En Wuhan, China, se originó un virus muy contagioso que se ha esparcido rápidamente por todo el mundo y que, en muchos casos, resulta mortal para quien lo contrae, y todavía no se ha desarrollado una cura.
Quizás porque podemos ver el Coronavirus, detectar su origen y ver sus consecuencias directas es que ha tenido tanto impacto y cobertura a nivel mundial, apartando nuestra vista de otro virus que nos aqueja hace mucho tiempo.
Existe otra infección, mucho más terrible, contagiosa, imposible de rastrear y mortal que el Coronavirus, y que azota nuestra época con mucha fuerza. Este virus se origina en el corazón mismo del hombre, cuando se experimenta la pobreza de la soledad (una pobreza mucho más dura que la material), la desesperanza del vacío de vida y, sobre todo, la angustia del no saberse amado. Este contagioso virus de propaga con mayor velocidad que el Coronavirus y, a su paso, cobra muchas más vidas, vaciándolas de sentido.

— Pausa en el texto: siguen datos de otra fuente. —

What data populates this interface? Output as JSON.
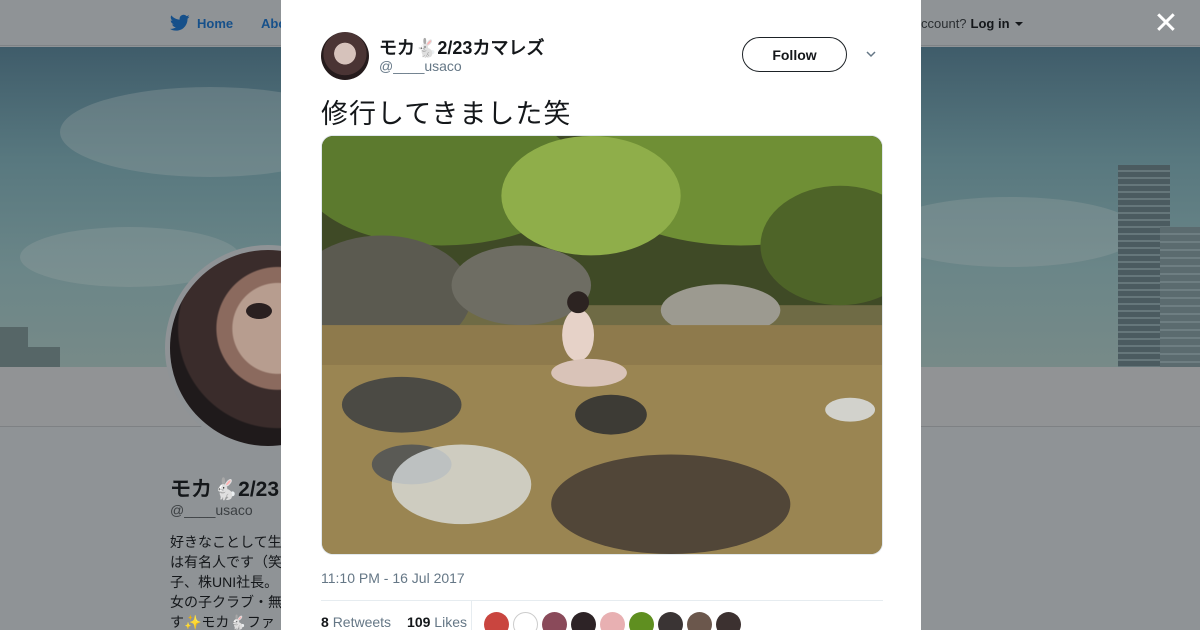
{
  "nav": {
    "home_label": "Home",
    "about_label": "Abo",
    "account_prompt": "ccount?",
    "login_label": "Log in"
  },
  "profile": {
    "name": "モカ🐇2/23",
    "handle": "@____usaco",
    "bio": "好きなことして生は有名人です（笑子、株UNI社長。女の子クラブ・無す✨モカ🐇ファ"
  },
  "tweet": {
    "author_name": "モカ🐇2/23カマレズ",
    "author_handle": "@____usaco",
    "follow_label": "Follow",
    "text": "修行してきました笑",
    "timestamp": "11:10 PM - 16 Jul 2017",
    "retweets_count": "8",
    "retweets_label": "Retweets",
    "likes_count": "109",
    "likes_label": "Likes"
  },
  "icons": {
    "brand": "twitter-bird-icon",
    "close": "close-icon",
    "menu": "chevron-down-icon"
  },
  "colors": {
    "link": "#16508a",
    "muted": "#657786",
    "text": "#14171a"
  }
}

Los síntomas van empeorando cada vez: el sutil egoísmo cotidiano se convierte en total apatía, la falta de cariño en desprecio por la vida y la dificultad para perdonar en dureza del corazón. En resumen, la vida se vuelve insoportable.
La buena noticia es que existe una cura y que está en cada uno de nosotros. En medio de nuestras debilidades, podemos ser pequeños reflejos del amor que Dios tiene por nosotros. Dios, por amor, se hizo hombre, murió y resucitó, para que podamos participar de su gloria y sabernos amados por Él.
Una vez que nos damos cuenta de eso, es imposible contener la alegría de sabernos amados y debemos salir a compartirla. Optar por el amor verdadero y ser pequeños rayos de luz de Aquel que es la luz. Compartir pequeños gestos de amor de Aquel que es el amor.
Así, lentamente vamos ablandando el corazón de quienes tenemos cerca, acercándolos cada vez más al amor verdadero, ¡no basta más que un gesto o una mirada para llenar el corazón de quien amamos!
Aprovechemos este tiempo para pedirle a Dios que nos conceda la gracia de sabernos plenamente amados por Él y que nos sintamos llamados a compartir ese amor y, así, llenar nuestra vida y la de quien está a nuestro lado.
Quiero terminar destacando la invitación que nos hizo el papa Francisco a acompañarlo este miércoles 25 de marzo a rezar un Padre Nuestro al mediodía y “unir nuestras voces al cielo” y este viernes 27 a las 14 horas, desde la Plaza San Pedro, a rezar juntos. Aprovechar estas instancias para pedir por las víctimas del Coronavirus, sus familias, las autoridades, quienes trabajan en recintos de salud y por todos nosotros, para que tengamos la fortaleza de enfrentar esta crisis, sabiendo que “unidos a Cristo, nunca estamos solos” (Papa Francisco, 15 de marzo de 2020).